Observability and Audit Trail
The protocol specifies three measurement categories:
- Decision frequency: How often does the agent import versus implement?
- Configuration adherence: Does the agent follow the rules you set?
- Outcome quality: Does the code work, pass tests, and meet non-functional requirements (security, performance)?
Each task will generate:
- A commit with the agent’s code
- A decision log (JSON with timestamp, tool name, considered packages, selection rationale, and configuration state)
- A dependency manifest diff
The decision log exposes the agent’s reasoning chain, which is otherwise opaque. This is the only artifact that prevents configuration drift from becoming invisible.
Failure Modes
The study protocol anticipates several failure patterns. Each maps to specific configuration layers that might prevent it:
- Configuration drift: The agent starts respecting rules, then ignores them as context grows. (Prevented by explicit prohibitions and validation layers)
- Hallucinated constraints: The agent invents restrictions that do not exist in the config. (Detected through decision log analysis)
- Over-implementation: The agent writes complex code to avoid a simple import. (Addressed by context files and skills that define acceptable dependencies)
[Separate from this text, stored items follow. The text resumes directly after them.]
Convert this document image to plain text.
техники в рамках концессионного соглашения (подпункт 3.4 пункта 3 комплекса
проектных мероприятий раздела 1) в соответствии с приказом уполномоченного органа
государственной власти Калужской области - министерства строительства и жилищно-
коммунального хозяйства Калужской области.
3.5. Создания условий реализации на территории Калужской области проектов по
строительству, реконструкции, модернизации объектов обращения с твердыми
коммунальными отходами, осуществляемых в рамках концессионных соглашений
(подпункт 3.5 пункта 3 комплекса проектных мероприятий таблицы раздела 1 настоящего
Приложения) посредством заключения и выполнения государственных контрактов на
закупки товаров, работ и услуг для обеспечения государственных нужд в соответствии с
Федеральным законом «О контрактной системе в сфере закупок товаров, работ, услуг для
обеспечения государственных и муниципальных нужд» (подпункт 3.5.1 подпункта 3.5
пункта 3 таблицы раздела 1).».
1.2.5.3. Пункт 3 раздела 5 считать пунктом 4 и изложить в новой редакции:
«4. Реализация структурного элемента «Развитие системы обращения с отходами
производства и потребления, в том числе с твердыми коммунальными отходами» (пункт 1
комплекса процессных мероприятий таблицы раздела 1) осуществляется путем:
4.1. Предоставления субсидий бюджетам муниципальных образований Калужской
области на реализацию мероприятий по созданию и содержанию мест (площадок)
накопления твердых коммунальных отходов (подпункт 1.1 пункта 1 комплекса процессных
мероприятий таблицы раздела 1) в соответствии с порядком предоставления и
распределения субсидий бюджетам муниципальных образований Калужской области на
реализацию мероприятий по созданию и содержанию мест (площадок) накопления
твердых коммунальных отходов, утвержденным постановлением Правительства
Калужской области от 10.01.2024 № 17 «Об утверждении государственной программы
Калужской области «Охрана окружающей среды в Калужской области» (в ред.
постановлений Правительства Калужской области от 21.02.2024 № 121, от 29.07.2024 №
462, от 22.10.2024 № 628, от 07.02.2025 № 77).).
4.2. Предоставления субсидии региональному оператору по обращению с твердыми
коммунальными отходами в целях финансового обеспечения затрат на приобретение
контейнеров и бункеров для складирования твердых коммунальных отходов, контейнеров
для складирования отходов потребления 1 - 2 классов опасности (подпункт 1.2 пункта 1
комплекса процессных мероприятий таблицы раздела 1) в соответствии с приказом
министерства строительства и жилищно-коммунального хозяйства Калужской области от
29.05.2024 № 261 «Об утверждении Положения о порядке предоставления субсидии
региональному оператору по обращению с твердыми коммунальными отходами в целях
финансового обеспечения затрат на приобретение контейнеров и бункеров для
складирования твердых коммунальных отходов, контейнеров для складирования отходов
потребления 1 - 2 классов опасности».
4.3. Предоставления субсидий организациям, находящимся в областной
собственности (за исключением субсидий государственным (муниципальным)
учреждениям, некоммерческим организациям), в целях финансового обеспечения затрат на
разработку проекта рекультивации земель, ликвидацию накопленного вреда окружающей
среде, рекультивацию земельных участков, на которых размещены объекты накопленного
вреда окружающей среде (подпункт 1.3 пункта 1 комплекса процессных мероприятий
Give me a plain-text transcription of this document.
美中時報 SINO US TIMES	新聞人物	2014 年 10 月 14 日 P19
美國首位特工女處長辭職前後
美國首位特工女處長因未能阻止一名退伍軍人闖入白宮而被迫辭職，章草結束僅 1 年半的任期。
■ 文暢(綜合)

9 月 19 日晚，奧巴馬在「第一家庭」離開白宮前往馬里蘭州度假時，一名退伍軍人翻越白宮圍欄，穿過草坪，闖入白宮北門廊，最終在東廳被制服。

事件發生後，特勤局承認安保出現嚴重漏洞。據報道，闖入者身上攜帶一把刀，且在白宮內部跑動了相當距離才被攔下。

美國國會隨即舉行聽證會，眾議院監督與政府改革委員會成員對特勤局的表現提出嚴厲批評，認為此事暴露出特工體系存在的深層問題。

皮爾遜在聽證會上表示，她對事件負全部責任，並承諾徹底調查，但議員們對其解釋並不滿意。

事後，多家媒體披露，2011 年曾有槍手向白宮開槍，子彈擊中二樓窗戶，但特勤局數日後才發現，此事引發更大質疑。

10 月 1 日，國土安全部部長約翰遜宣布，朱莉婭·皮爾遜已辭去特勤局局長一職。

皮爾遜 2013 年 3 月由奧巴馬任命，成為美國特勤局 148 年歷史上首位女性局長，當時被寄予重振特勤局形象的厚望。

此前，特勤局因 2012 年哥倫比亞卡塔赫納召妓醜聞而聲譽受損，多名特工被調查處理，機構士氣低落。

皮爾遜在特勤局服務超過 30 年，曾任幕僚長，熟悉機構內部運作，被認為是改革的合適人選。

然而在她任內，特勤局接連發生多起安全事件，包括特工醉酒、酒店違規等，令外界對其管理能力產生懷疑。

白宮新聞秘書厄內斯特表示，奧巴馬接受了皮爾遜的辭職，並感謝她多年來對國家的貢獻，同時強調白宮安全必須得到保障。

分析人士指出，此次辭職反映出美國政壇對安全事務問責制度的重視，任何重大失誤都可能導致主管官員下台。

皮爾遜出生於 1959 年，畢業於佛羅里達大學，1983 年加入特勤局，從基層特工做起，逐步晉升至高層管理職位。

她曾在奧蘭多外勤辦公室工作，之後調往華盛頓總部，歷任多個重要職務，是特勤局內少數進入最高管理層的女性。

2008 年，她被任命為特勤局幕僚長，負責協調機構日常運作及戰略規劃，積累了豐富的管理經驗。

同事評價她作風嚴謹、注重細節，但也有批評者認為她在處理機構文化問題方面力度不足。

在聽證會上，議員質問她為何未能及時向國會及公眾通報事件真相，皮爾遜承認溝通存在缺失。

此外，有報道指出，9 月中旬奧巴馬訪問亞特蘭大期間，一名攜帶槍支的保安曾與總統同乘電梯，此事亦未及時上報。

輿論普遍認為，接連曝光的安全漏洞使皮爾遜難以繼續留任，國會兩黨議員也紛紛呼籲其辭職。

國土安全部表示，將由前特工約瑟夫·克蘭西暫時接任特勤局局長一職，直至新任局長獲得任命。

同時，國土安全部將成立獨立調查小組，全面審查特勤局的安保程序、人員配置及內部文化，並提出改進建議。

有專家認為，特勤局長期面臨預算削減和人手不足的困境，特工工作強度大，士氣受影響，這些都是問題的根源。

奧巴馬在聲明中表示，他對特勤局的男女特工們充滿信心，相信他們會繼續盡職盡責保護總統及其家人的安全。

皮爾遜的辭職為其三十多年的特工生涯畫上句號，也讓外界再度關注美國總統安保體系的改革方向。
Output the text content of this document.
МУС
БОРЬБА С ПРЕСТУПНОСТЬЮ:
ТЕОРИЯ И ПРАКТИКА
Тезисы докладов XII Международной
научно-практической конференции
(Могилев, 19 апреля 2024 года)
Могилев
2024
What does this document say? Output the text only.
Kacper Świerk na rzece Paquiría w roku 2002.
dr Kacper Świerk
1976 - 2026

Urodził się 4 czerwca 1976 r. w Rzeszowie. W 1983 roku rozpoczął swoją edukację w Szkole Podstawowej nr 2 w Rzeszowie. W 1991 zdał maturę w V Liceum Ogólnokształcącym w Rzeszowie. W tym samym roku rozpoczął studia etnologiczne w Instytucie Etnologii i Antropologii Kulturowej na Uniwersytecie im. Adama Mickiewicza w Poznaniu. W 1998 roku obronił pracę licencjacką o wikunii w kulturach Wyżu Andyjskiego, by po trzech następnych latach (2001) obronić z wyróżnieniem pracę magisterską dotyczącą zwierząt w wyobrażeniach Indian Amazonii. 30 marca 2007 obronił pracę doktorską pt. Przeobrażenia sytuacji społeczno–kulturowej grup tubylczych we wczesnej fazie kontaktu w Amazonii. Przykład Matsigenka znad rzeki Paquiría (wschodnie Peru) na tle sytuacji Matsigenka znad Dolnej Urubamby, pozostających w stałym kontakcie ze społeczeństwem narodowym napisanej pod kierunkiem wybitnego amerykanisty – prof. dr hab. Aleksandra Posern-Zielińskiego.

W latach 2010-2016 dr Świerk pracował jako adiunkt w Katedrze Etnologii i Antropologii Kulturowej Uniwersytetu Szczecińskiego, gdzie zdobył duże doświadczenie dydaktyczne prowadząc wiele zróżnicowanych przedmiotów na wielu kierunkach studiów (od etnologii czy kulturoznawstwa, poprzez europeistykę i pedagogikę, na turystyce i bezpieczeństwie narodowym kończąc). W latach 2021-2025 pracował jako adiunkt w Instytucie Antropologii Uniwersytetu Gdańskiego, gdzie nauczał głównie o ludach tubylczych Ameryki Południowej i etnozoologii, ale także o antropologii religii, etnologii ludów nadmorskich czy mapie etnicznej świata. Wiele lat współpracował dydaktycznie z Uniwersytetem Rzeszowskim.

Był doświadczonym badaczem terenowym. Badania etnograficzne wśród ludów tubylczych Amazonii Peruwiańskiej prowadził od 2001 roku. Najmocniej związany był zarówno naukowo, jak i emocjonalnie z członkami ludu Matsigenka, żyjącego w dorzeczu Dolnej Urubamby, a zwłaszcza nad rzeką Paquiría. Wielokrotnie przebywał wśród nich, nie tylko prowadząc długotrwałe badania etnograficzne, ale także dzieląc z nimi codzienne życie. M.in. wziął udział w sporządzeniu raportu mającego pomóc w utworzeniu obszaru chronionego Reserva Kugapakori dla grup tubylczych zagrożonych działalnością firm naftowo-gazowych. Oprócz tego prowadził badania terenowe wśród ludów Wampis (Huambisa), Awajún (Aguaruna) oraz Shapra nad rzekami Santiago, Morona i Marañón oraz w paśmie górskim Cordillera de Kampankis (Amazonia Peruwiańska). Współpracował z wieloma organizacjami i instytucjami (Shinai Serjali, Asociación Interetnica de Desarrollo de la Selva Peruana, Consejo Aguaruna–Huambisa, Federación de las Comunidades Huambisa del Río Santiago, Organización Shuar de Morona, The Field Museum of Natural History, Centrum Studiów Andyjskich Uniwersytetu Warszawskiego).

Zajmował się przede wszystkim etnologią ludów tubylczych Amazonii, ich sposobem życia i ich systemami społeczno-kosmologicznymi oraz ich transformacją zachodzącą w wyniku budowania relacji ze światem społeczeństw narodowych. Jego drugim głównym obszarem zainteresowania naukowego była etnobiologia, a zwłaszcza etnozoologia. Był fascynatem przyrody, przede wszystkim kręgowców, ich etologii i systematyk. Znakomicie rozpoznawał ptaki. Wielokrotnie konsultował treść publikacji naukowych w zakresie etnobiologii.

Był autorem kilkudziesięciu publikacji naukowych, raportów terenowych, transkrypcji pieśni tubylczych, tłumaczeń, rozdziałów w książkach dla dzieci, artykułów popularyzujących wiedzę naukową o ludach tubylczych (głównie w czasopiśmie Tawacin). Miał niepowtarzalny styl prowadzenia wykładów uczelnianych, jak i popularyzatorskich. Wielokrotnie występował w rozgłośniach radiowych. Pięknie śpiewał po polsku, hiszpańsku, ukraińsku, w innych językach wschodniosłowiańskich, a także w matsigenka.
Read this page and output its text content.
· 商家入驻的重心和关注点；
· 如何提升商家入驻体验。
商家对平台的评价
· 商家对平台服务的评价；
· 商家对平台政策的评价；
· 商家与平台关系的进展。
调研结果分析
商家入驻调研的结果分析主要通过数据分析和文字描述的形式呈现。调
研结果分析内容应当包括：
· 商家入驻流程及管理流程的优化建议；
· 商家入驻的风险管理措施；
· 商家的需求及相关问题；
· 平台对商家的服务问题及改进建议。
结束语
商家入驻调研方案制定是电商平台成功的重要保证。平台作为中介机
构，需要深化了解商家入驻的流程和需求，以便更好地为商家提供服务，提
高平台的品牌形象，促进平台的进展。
- Under-implementation: The agent imports a library for trivial functionality. (Prevented by MCP-enabled discovery that surfaces implementation complexity)
- License-agnostic import behavior: The agent imports GPL code into a proprietary project. (Blocked by explicit prohibitions or MCP servers that filter by license)
These patterns represent testable hypotheses within the experimental design.
Architecture: Configuration Injection Points
To control build-versus-buy decisions, you need to inject configuration at the right layer. Here is the conceptual flow (not a specific tool implementation):
User Task
|
v
Agent Orchestrator
|
v
Context Assembly (project files, config, skills)
|
v
LLM Inference (with tool access)
|
v
Tool Call: Import or Implement?
|
v
Dependency Resolution (MCP, package manager)
|
v
Code Generation
|
v
Validation (tests, linters, security scan)
|
v
Commit
Configuration can enter at three points:
- Context Assembly: Static files, rules, and preferences
- Tool Access: MCP servers that filter or rank packages
- Validation: Post-generation checks that reject unwanted dependencies
The protocol will test all three.
When to Intervene
Not every build-versus-buy decision needs human oversight. The protocol suggests intervention thresholds:
- High-risk dependencies: Cryptography, authentication, payment processing
- License-sensitive projects: GPL, AGPL, or proprietary restrictions
- Performance-critical paths: Bundle size, cold start time, memory footprint
- Long-lived codebases: Maintenance burden of custom implementations
For low-risk, short-lived scripts, agent autonomy is fine. For production infrastructure, you need guardrails.
Technical Verdict
Relevant when:
- You deploy agentic coding tools in production environments
- You need to audit or explain dependency choices
- You manage supply chain risk or licensing compliance
- You want to measure the impact of configuration on agent behavior
Less relevant when:
- You are prototyping or exploring ideas
- You trust the agent’s default behavior for your use case
- You lack the infrastructure to log and review agent decisions
- You do not have a dependency policy to encode
The study protocol is a research design, not a deployable product. But it formalizes a problem that every team using agentic coding tools will encounter: how do you control what the agent imports? The answer is configuration, observability, and validation at multiple layers. The protocol shows you where to instrument.